Als Amelie gegangen war, blieb ich noch eine Weile auf der Couch sitzen, nippte an meinem Wein und starrte nachdenklich vor mich hin. So sehr ich mich auch dagegen wehrte, Amelies Worte ließen mich nur schwer wieder los. Zwar war ich fest entschlossen, keinen Mann zu bezahlen, damit er zu dem Privileg kam, sich mit mir zu vergnügen. Aber was sprach eigentlich dagegen, sich kurzzeitig eingehender mit dem Thema Mietmann zu beschäftigen, schon aus Recherchegründen? Auch wenn ich mir noch nicht darüber im Klaren war, welchem Zweck die Recherche dienlich sein könnte. Ich schnappte mir meinen Laptop, setzte mich im Schneidersitz auf die Couch und klickte mich zu Siegfried auf Seite zwei vor. Siegfried, Berlin, 182 cm, Konfektionsgröße 50. Menschen, die mir nahestehen, schätzen an mir mein geselliges Wesen und meine zuvorkommende Art. Aha, gesellig! Der Mann ist demnach eine Plaudertasche, kombinierte ich. Ich bin ehrlich und aufrichtig, habe ausgezeichnete Umgangsformen und spreche dialektfreies Deutsch. Ein Sprachgenie also! Wenn das mal nicht kultiviert war … Ich liebe die Musik, Philosophie und intellektuelle Gespräche. Mein Steckenpferd sind die Standardtänze wie Walzer, Foxtrott und Rumba.

Steckenpferd? Wer sagt denn heute noch Steckenpferd? Ich schaute noch einmal genauer hin. Vorsorglich hatte Siegfried sein Alter nicht angegeben, und das Foto machte auch schon einen recht verstaubten Eindruck. Ich scrollte die Seite weiter herunter und landete bei Markus, 43 Jahre, kreativ, intelligent, einfühlsam. Ich liebe das Abenteuer, das ich auch gern mit dir erleben würde. Mit mir kannst du über Gott und die Welt reden. Die Natur und die Einsamkeit weiß ich genauso zu schätzen wie das bunte Treiben der Großstadt. Ich betreibe seit 20 Jahren Leistungssport und trage dich, wenn du magst, auch auf Händen. Dann musste Markus aber sehr stark sein. Oh Gott, nein, einen durchtrainierten Bodybuilder wollte ich wirklich nicht. Ich interessiere mich besonders für fernöstliche Kultur und erforsche mit Vorliebe die Flora und Fauna meiner Umgebung.

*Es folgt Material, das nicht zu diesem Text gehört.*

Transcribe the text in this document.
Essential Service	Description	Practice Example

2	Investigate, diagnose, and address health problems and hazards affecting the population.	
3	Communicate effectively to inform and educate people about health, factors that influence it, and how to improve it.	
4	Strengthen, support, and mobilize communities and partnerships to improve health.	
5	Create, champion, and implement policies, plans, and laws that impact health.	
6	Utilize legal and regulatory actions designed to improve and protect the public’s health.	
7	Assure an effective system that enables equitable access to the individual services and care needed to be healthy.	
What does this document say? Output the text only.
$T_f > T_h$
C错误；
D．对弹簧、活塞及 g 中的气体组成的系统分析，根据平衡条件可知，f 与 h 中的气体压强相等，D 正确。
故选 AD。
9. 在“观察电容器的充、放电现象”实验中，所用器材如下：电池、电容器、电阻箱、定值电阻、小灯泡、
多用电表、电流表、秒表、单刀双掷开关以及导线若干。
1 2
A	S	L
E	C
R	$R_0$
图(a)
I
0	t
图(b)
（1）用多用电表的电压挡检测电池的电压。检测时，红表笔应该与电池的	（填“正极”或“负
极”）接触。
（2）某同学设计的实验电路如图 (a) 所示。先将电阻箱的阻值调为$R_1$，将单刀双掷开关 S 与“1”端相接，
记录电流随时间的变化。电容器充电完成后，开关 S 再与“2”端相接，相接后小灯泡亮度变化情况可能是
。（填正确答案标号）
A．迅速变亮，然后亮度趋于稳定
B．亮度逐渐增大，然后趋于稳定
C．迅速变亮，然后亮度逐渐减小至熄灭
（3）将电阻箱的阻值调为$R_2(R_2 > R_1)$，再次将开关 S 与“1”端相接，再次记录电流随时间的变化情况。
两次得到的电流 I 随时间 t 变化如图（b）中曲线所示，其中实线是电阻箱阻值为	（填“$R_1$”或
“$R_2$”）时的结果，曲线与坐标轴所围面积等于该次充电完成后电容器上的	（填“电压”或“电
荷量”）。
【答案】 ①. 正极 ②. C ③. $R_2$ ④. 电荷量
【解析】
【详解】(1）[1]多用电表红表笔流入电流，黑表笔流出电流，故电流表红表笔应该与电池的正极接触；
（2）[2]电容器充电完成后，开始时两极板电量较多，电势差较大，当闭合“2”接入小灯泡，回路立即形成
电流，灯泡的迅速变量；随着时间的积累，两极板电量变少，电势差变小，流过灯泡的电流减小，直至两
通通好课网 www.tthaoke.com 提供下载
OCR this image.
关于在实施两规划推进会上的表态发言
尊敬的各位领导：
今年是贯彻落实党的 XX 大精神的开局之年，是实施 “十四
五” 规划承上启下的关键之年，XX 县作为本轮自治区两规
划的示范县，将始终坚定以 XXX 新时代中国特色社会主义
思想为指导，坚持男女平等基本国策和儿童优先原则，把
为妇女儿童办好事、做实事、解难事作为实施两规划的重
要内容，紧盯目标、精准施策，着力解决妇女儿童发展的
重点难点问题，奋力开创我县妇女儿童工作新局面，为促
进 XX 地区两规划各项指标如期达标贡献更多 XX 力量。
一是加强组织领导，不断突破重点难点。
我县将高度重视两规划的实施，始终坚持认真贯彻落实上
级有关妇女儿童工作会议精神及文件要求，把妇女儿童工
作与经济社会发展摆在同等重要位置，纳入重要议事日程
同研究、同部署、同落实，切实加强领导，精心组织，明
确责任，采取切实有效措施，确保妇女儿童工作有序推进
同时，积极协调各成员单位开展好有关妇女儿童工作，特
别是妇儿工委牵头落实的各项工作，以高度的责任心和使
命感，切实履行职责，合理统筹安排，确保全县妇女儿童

Ich kam zu dem Schluss, dass ich mit Markus weder über Gott noch über die Welt reden wollte, und sein Faible für fernöstliche Kultur und die Erforschung von Flora und Fauna teilte ich erst recht nicht. Davon abgesehen gingen dem guten Mann offensichtlich die Haare aus, was ein weiterer Minuspunkt war. Und auch bei den nächsten Anzeigen war einfach niemand dabei, der auch nur ansatzweise meiner Vorstellung eines geistreichen, interessanten Manns mit Charisma entsprach. Die meisten sahen vielmehr so aus, als wurden sie aufgrund ihres zunehmenden Alters nicht mehr als Mietmann gebucht, und einigen war die Einfältigkeit direkt ins Gesicht geschrieben. Zunehmend gelangweilt klickte ich mich weiter durch die Model-Geisterbahn alternder Escort-Herren. Sebastian, 43, prahlte mit versierten Tennis- und Golfkenntnissen, während Dirk, 45, sich im tiefsten Innern als Ritter und Poet sah, der im falschen Jahrhundert geboren war und seine Gefühle durch Musizieren ausdrückte. Andreas, 45, besaß fundierte Kenntnisse in spirituellen Heilpraktiken und Olaf, 41, war Schauspieler ohne Engagement, aber mit Interesse an Mountainbiking und fernöstlichen Meditationspraktiken. Arbeitslose Schauspieler kannte ich genug, da musste ich mir nicht extra einen buchen. Claus, 63, und immer noch vital, wollte mir empathisch und kommunikativ begegnen und seine Lebensfreude mit mir teilen. Ich verzichtete schon im Vorfeld dankend. Und Michael, 45, hatte eine Profisport-Karriere hinter und das ganze Leben noch vor sich.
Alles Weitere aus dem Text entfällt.